May 26, 201214 yr it's deleting about 100 per second. Is this normal? It's only one data drive in the array and no parity as of yet. Running 5.0 rc3. EDIT: Running Mac OS X Snow Leopard 10.6.8 as client via AFP.
May 26, 201214 yr do you get any better on your SL system itself? That's a lot of files, and chances are they're tiny - meaning there's a lot of file system overhead reconfiguring all those index points as the files are 'deleted' I've never tried to delete that many files from UnRAID before, but even if I did, all my files are many MB or GB in size, so I know it'll take a while anyway.
May 26, 201214 yr The Movie Jukebox database I use with my Dune player is made of up 28K really small files and 17K folders (I think the whole thing is about 3 GB. The few times I have just outright deleted it whether stored on unRAID or locally on a windows computer it is really slow. It's always measured in files per second instead of MB/S.
May 26, 201214 yr it's deleting about 100 per second. Is this normal? It's only one data drive in the array and no parity as of yet. Running 5.0 rc3. EDIT: Running Mac OS X Snow Leopard 10.6.8 as client via AFP. [/quote Seems to me 100 deletes per sec via AFP is fairly decent.
May 26, 201214 yr Not at all familiar with Mac, but this is very much in line with everything I have seen on Windows, and Linux machines with HHD's. Now SSD's is a whole different ball game, they delete 5-10 times quicker.
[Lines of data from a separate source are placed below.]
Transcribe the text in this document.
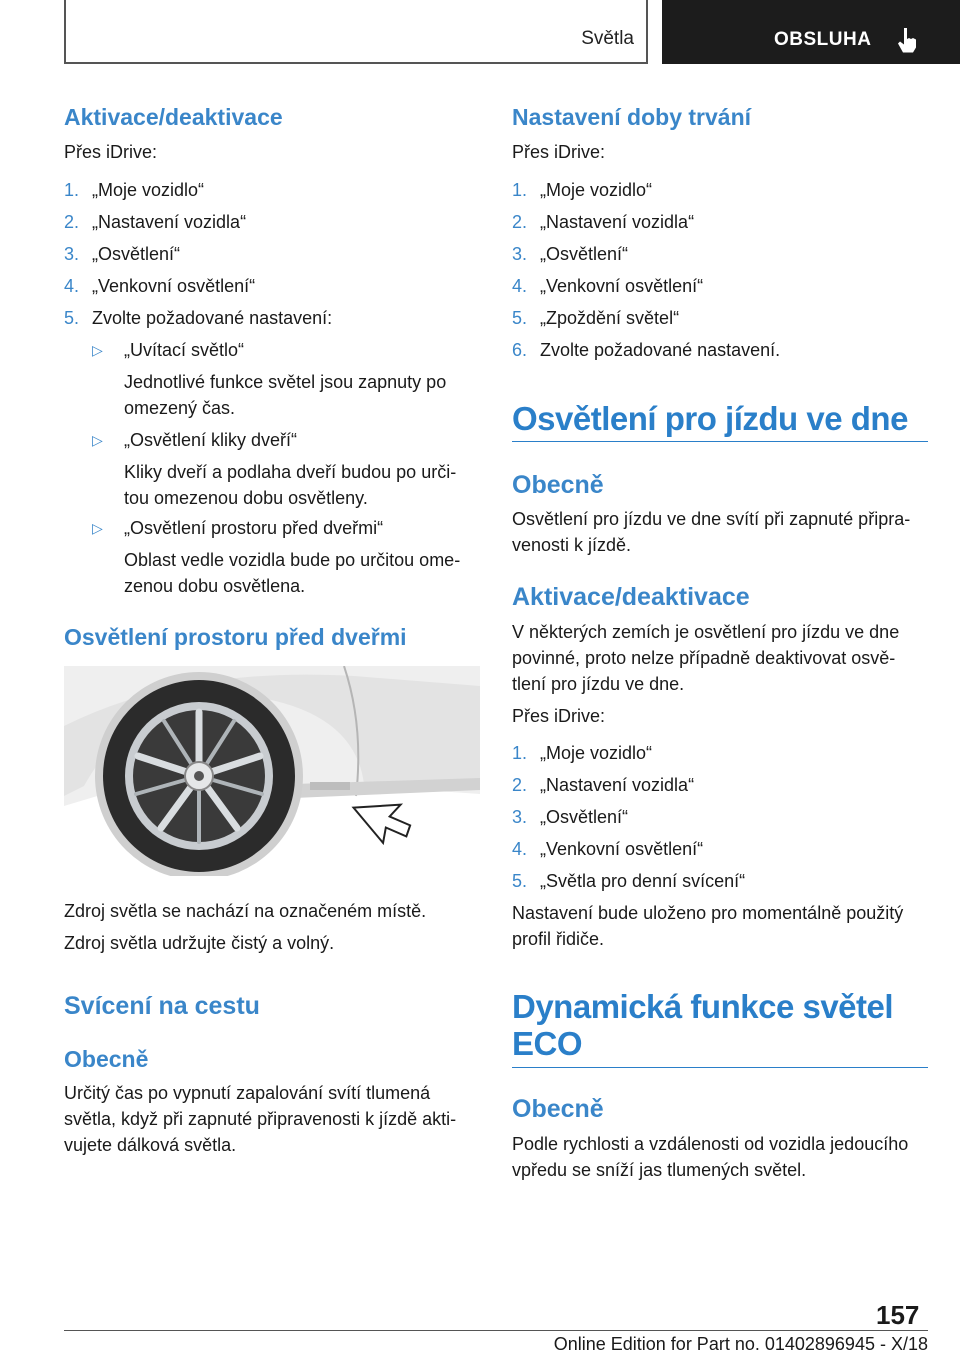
Světla	OBSLUHA
Aktivace/deaktivace
Přes iDrive:
1. „Moje vozidlo“
2. „Nastavení vozidla“
3. „Osvětlení“
4. „Venkovní osvětlení“
5. Zvolte požadované nastavení:
▷ „Uvítací světlo“
Jednotlivé funkce světel jsou zapnuty po
omezený čas.
▷ „Osvětlení kliky dveří“
Kliky dveří a podlaha dveří budou po urči-
tou omezenou dobu osvětleny.
▷ „Osvětlení prostoru před dveřmi“
Oblast vedle vozidla bude po určitou ome-
zenou dobu osvětlena.
Osvětlení prostoru před dveřmi
Zdroj světla se nachází na označeném místě.
Zdroj světla udržujte čistý a volný.
Svícení na cestu
Obecně
Určitý čas po vypnutí zapalování svítí tlumená
světla, když při zapnuté připravenosti k jízdě akti-
vujete dálková světla.
Nastavení doby trvání
Přes iDrive:
1. „Moje vozidlo“
2. „Nastavení vozidla“
3. „Osvětlení“
4. „Venkovní osvětlení“
5. „Zpoždění světel“
6. Zvolte požadované nastavení.
Osvětlení pro jízdu ve dne
Obecně
Osvětlení pro jízdu ve dne svítí při zapnuté připra-
venosti k jízdě.
Aktivace/deaktivace
V některých zemích je osvětlení pro jízdu ve dne
povinné, proto nelze případně deaktivovat osvě-
tlení pro jízdu ve dne.
Přes iDrive:
1. „Moje vozidlo“
2. „Nastavení vozidla“
3. „Osvětlení“
4. „Venkovní osvětlení“
5. „Světla pro denní svícení“
Nastavení bude uloženo pro momentálně použitý
profil řidiče.
Dynamická funkce světel
ECO
Obecně
Podle rychlosti a vzdálenosti od vozidla jedoucího
vpředu se sníží jas tlumených světel.
157
Online Edition for Part no. 01402896945 - X/18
May 27, 201214 yr Not at all familiar with Mac, but this is very much in line with everything I have seen on Windows, and Linux machines with HHD's. Now SSD's is a whole different ball game, they delete 5-10 times quicker. Not true. I, too, noticed how slow the file deletes were the other day, but as I'm new to unRAID, I figured it was a trade off for using a network drive. I am still running unRAID beta 12a with no parity drive enabled yet. To prove my point, I added an older 250GB IDE drive to my Windows PC. The primary Windows drive is a 256GB SSD. I created some test data to delete (MAME files), of a sufficient quantity so that Windows would display the number of items being deleted per second (about 100,000 ten kilobyte files). I copied them to the SSD and to a single, non-parity protected, previously empty drive in unRAID. I noted what was a best guess average files deleted per second. _Really old_ 250GB IDE drive: Started at 7,000 files/second, averaged about 3,800 files/second New 256GB SSD: Started at 5,500 files/second, average about 3,500 files/second 1.5TB unRAID drive: Started at 370 files/second, average very steady 296-300 files/second Now my question is, will unRAID will the same or slower once parity is enabled? Is this speed a beta issue or just standard for unRAID? (my guess is that it's normal). In unRAID's defense, it is for media storage, not thousands of tiny files. ...Donovan
May 27, 201214 yr I think you'll find it's not a function of using unRAID, but that deleting files on network attached storage is going to be much slower than on a local machine. Windows, for example, will cache write operations to drives, so that deletions happen in cached areas of a drive and the physical media catches up sometime later. That would be considered a little dangerous from the point of view of data integrity. What happens if the machine crashes while there are a bunch of modified disk sectors in cache? When you delete files on a networked server, the deletions are done one at a time and with the data disks and parity being updated for each deletion - a much safer strategy, but one which takes a lot longer.
May 27, 201214 yr Now my question is, will unRAID will the same or slower once parity is enabled? Slower. Limited by rotational speed of the two disks involved.Is this speed a beta issue or just standard for unRAID? (my guess is that it's normal).Nothing to do with beta versions. Everything to do with file-system-type involved (reiserfs is a"balanced tree" internally. deletions of files result in the tree being re-balanced.) and parity protection (need to both read and write the sectors involved in the deletion). In unRAID's defense, it is for media storage, not thousands of tiny files. Exactly.. the file-system type was chosen for MANY reasons, and the possibly longer time to delete many thousands of small files was not one of them. From my recollection, the file-system type was chosen for Ability to be re-sized dynamically No need to specify number of "inodes" Journaling... (able to recover from partial writes in the event of a power failure) Efficiency when use with large files typically found in media storage. Joe L.